How to Find What You Love to Do

I am not one of those people who have known since they were five years old - or even twenty five - what they wanted to do. I went to college, not because I had a goal in mind, but because it was expected of me. For almost fourteen years, I was not happy in my career. Some may say, why didn't you just make a change?

You should be prepared to realistically spend 40 to 50 years working full-time. Why spend all those years doing something that does not make you happy? In my opinion, there are two main reasons that people don't pursue their "dream" job and do what they really love to do. Once these two reasons can be overcome, there really is no stopping you from pursuing what you really love to do.

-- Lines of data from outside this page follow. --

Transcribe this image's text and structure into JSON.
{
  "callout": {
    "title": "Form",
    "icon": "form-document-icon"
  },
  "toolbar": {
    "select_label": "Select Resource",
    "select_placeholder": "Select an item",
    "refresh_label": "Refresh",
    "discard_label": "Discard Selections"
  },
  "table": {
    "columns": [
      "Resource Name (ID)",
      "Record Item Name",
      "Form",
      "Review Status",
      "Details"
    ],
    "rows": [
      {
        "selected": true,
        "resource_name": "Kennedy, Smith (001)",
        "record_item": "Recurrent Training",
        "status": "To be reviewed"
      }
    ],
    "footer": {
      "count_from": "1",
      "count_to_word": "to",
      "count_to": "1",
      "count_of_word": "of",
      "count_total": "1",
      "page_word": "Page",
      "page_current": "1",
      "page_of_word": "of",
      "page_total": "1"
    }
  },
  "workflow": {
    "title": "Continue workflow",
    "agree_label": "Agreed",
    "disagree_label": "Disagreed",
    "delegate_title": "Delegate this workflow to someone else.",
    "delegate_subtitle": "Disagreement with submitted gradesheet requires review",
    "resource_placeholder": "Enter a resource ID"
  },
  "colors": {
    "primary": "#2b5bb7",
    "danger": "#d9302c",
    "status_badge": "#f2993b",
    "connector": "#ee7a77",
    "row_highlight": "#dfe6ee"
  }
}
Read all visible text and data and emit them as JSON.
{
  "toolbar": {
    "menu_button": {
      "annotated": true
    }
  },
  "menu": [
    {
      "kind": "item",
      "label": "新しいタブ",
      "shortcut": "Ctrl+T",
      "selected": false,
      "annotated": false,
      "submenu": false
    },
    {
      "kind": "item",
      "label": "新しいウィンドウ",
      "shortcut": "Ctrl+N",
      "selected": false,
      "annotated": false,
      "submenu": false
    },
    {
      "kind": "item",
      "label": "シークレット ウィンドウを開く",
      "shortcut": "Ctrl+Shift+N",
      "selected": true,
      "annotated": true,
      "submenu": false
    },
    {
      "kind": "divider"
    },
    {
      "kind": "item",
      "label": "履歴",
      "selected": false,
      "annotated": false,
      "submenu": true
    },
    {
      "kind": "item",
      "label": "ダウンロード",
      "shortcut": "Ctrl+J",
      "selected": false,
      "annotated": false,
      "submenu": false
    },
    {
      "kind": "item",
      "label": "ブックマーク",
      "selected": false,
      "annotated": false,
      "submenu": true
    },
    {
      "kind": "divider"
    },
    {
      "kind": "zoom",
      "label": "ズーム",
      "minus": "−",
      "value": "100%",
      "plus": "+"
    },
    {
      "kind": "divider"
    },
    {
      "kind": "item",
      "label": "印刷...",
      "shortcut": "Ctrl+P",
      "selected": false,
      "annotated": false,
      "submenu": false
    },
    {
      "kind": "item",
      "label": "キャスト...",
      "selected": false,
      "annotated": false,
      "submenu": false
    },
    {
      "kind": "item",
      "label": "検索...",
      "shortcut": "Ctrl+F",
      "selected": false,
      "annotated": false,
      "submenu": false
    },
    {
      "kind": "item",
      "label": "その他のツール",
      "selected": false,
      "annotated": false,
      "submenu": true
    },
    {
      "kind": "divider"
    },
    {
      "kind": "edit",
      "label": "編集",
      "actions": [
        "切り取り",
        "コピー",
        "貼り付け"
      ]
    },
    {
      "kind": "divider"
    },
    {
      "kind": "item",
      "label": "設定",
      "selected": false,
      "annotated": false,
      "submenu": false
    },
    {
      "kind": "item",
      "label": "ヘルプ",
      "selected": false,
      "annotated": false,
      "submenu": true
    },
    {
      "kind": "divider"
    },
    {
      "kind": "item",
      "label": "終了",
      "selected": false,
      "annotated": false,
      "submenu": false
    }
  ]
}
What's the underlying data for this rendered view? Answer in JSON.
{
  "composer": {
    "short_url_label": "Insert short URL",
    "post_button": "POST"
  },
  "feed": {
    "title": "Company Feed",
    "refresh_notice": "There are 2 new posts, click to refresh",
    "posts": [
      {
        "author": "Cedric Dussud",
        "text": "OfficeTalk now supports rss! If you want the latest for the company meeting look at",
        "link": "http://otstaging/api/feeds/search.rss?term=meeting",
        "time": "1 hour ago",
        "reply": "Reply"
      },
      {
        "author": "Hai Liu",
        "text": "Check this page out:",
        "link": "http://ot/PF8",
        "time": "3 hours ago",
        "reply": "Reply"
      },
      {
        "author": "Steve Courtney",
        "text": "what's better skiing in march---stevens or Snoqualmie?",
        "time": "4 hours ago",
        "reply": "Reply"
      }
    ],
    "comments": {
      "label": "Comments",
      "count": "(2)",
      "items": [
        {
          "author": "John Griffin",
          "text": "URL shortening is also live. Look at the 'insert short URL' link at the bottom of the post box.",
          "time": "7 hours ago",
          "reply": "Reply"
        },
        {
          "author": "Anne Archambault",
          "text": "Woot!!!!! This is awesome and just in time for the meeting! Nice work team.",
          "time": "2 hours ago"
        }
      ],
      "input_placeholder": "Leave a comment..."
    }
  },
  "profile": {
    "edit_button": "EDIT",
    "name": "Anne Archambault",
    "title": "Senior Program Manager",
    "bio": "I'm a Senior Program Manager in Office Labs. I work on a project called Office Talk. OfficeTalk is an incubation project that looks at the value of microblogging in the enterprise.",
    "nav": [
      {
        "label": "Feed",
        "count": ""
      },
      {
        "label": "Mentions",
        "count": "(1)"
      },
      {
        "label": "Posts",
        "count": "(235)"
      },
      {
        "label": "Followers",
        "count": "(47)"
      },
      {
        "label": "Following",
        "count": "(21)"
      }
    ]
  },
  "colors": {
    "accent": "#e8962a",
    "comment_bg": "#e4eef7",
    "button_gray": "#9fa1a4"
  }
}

Your time is limited, so don’t waste it living someone else’s life. Don’t be trapped by dogma — which is living with the results of other people’s thinking. Don’t let the noise of others’ opinions drown out your own inner voice. And most important, have the courage to follow your heart and intuition. They somehow already know what you truly want to become. Everything else is secondary. - Steve Jobs

Reason #1
The first reason is that people don't have any clue as to what kind of career will make them happy. This was definitely my case. I did not have the knowledge or resources to help me assess what career I fit best into. Your first step in finding out what you love by assessing your values, your personality, and the type of work environment that suits those both. Often, instead of doing what we love to do, we struggle between what we think we can do, what we (or others) think we ought to do, and what we want to do.

Sit down and write out an exhaustive list of your skills first. Next, in a column next to your list of skills write out your interests. Write down every interest you can think of, including those subjects of which you have knowledge. For example, I really enjoy mysteries. I approach each customer interaction as discovering hidden treasure and helping them uncover the mystery of what accomplishments they have not yet realized. Evaluate your list of skills and interests and chances are you will find correlation between the two that you can bring together.

Often people attempt to live their lives backwards; they try to have more things, or more money, in order to do more of what they want, so they will be happier. The way it actually works is the reverse. You must first be who you really are, then do what you need to do, in order to have what you want. - Margaret Young

Reason #2
The second reason is that we are not asking ourselves the right questions. The right job enhances your life, it feels natural because it is an extension of your personality, and it does not force you to do things that you do not do well. It simply reflects who you are.

Ask yourself these questions when you are deciding what is the right job for you:
  • Do you look forward to going to work?
  • Do you feel energized by what you do?
  • Do you feel respected and appreciated for the contributions you make?
  • Are you proud to describe what you do?
  • Do you enjoy and respect the people you work with on a regular basis?
  • Do you feel optimistic about your future in the job?
The path toward career satisfaction is quite simple, although not easy. Figure out your preferences and then find a job that accommodates them. Good luck pursuing your career love!